There may be other ways of doing this, but it works this way
To be exact the HBL is triggered with a Timer B. And if you run the demo on a real STE, you can press + to see the load/play pointers and left shift to see the CPU and blitter timings. Then you see that when a 100kB chunk is loading, the blitter/CPU rendering is a lot slower. That is because the disk DMA steals cycles from the rendering when emptying the FIFO, making the loading actually asynchronous.
I was really amazed, because I was ready to lower the graphic quality to 3, maybe 2 bitplanes. I didn't have to do that. And when I added sound, it all ran smoothly, I could push the quality all the way up to 50kHz stereo just because I wanted the best soundtrack possible.
That was my goal all along, the best quality ever for the animation and sound with GEMDOS loading. This is not the codec that made it possible, but the parallelized loading.
After that, I did optimize the "codec" by using the blitter. I could have released it without using the blitter (it still can be disabled in my generator) but I *never* succeeded in using that bloody blitter in the 90s and I wanted my payback. At first I had to use Steem's debugger to know what I did wrong because the blitter went crazy many times. And strangely when I used the 'tas' instruction as shown in Atari's docs, it crashed on my Mega STE. I don't know why but now I avoid tas even if theorically the ST has no issue with it (like the Amiga does). My opinion is just that my code is crap
So I used some blitter tricks, the main being that the delta-packing is done in vertical stripes of 1, 2 or 4 bitplanes depending on the frame (the generator finds the best setup). Those stripes are copied into the file and copied back to the frame with a simple blitter copy. There is also a later optimization that detects empty stripes (black) and full stripes (white) and no data is saved in the file since the blitter can fill 1's and 0's with no source.
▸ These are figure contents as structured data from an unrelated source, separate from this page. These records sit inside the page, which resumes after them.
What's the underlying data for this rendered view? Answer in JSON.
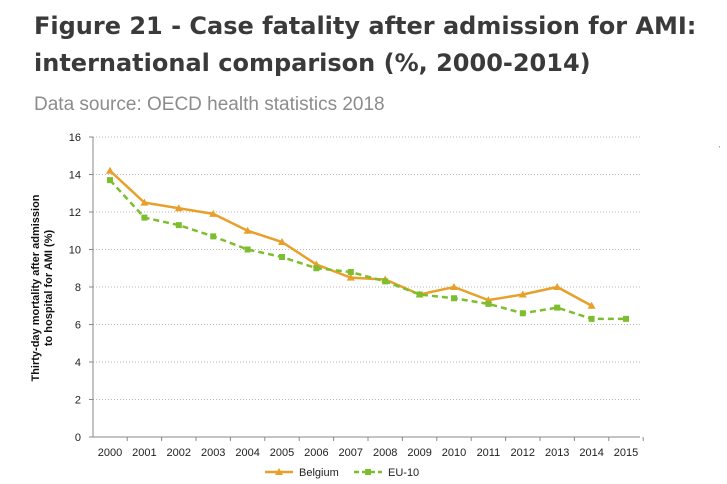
{
  "figure": {
    "title": "Figure 21 - Case fatality after admission for AMI: international comparison (%, 2000-2014)",
    "source": "Data source: OECD health statistics 2018"
  },
  "chart_data": {
    "type": "line",
    "title": "",
    "xlabel": "",
    "ylabel": "Thirty-day mortality after admission to hospital for AMI (%)",
    "x": [
      "2000",
      "2001",
      "2002",
      "2003",
      "2004",
      "2005",
      "2006",
      "2007",
      "2008",
      "2009",
      "2010",
      "2011",
      "2012",
      "2013",
      "2014",
      "2015"
    ],
    "ylim": [
      0,
      16
    ],
    "yticks": [
      0,
      2,
      4,
      6,
      8,
      10,
      12,
      14,
      16
    ],
    "grid": "horizontal dotted",
    "legend": "bottom-center",
    "series": [
      {
        "name": "Belgium",
        "color": "#E8A02A",
        "marker": "triangle",
        "dash": "solid",
        "values": [
          14.2,
          12.5,
          12.2,
          11.9,
          11.0,
          10.4,
          9.2,
          8.5,
          8.4,
          7.6,
          8.0,
          7.3,
          7.6,
          8.0,
          7.0,
          null
        ]
      },
      {
        "name": "EU-10",
        "color": "#7DBE2E",
        "marker": "square",
        "dash": "dashed",
        "values": [
          13.7,
          11.7,
          11.3,
          10.7,
          10.0,
          9.6,
          9.0,
          8.8,
          8.3,
          7.6,
          7.4,
          7.1,
          6.6,
          6.9,
          6.3,
          6.3
        ]
      }
    ]
  }
}
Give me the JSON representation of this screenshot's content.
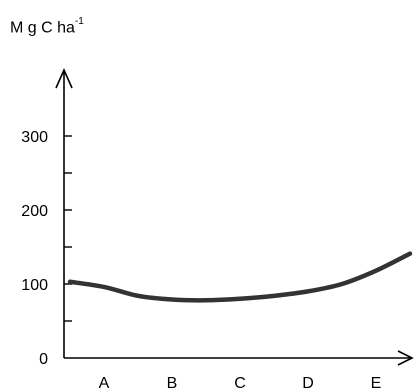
{
  "chart_data": {
    "type": "line",
    "title": "",
    "ylabel": {
      "base": "M g C ha",
      "sup": "-1"
    },
    "xlabel": "",
    "categories": [
      "A",
      "B",
      "C",
      "D",
      "E"
    ],
    "y_ticks_labeled": [
      0,
      100,
      200,
      300
    ],
    "y_ticks_minor": [
      50,
      150,
      250
    ],
    "ylim": [
      0,
      350
    ],
    "grid": false,
    "series": [
      {
        "name": "",
        "color": "#333333",
        "points": [
          {
            "x": -0.5,
            "y": 103
          },
          {
            "x": 0.0,
            "y": 96
          },
          {
            "x": 0.5,
            "y": 84
          },
          {
            "x": 1.0,
            "y": 79
          },
          {
            "x": 1.5,
            "y": 78
          },
          {
            "x": 2.0,
            "y": 80
          },
          {
            "x": 2.5,
            "y": 84
          },
          {
            "x": 3.0,
            "y": 90
          },
          {
            "x": 3.5,
            "y": 100
          },
          {
            "x": 4.0,
            "y": 118
          },
          {
            "x": 4.5,
            "y": 141
          }
        ]
      }
    ]
  }
}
Using the blitter reduce the filesize by ~40%. There is still some generated code when the stripes are too small.
And, finally, I used a modified gray code for the palette to minimize bit change for shades and black/white state change (black=0000, white=0001 instead of 1111). This is particularly efficient with the blitter.
Of course there should be more ways of getting the file smaller. I had some other ideas for the blitter I didn't have the time to implement. I checked the talks here about packers, and none could fit my requirements since they're tailored for floppy loading rates. But maybe... after all the rendering leaves 50-80% of CPU time. If you find a way to unpack 200kB/s of graphic data, be my guest.
You can try to compress the audio, but I highly doubt the STE would be able to lossless depack 100kB of sound per second. Prove me wrong
Anyway, it was more an exercise for me than anything else. I had fun doing it. I did reduce the data, but first of all I wanted the best quality I could get of my old STE. I didn't mind the file size: I have many 1GB cards that are mostly empty. An Atari STE with 1GB of mass storage! Why would I sacrifice quality since I had the space to do anything I wanted.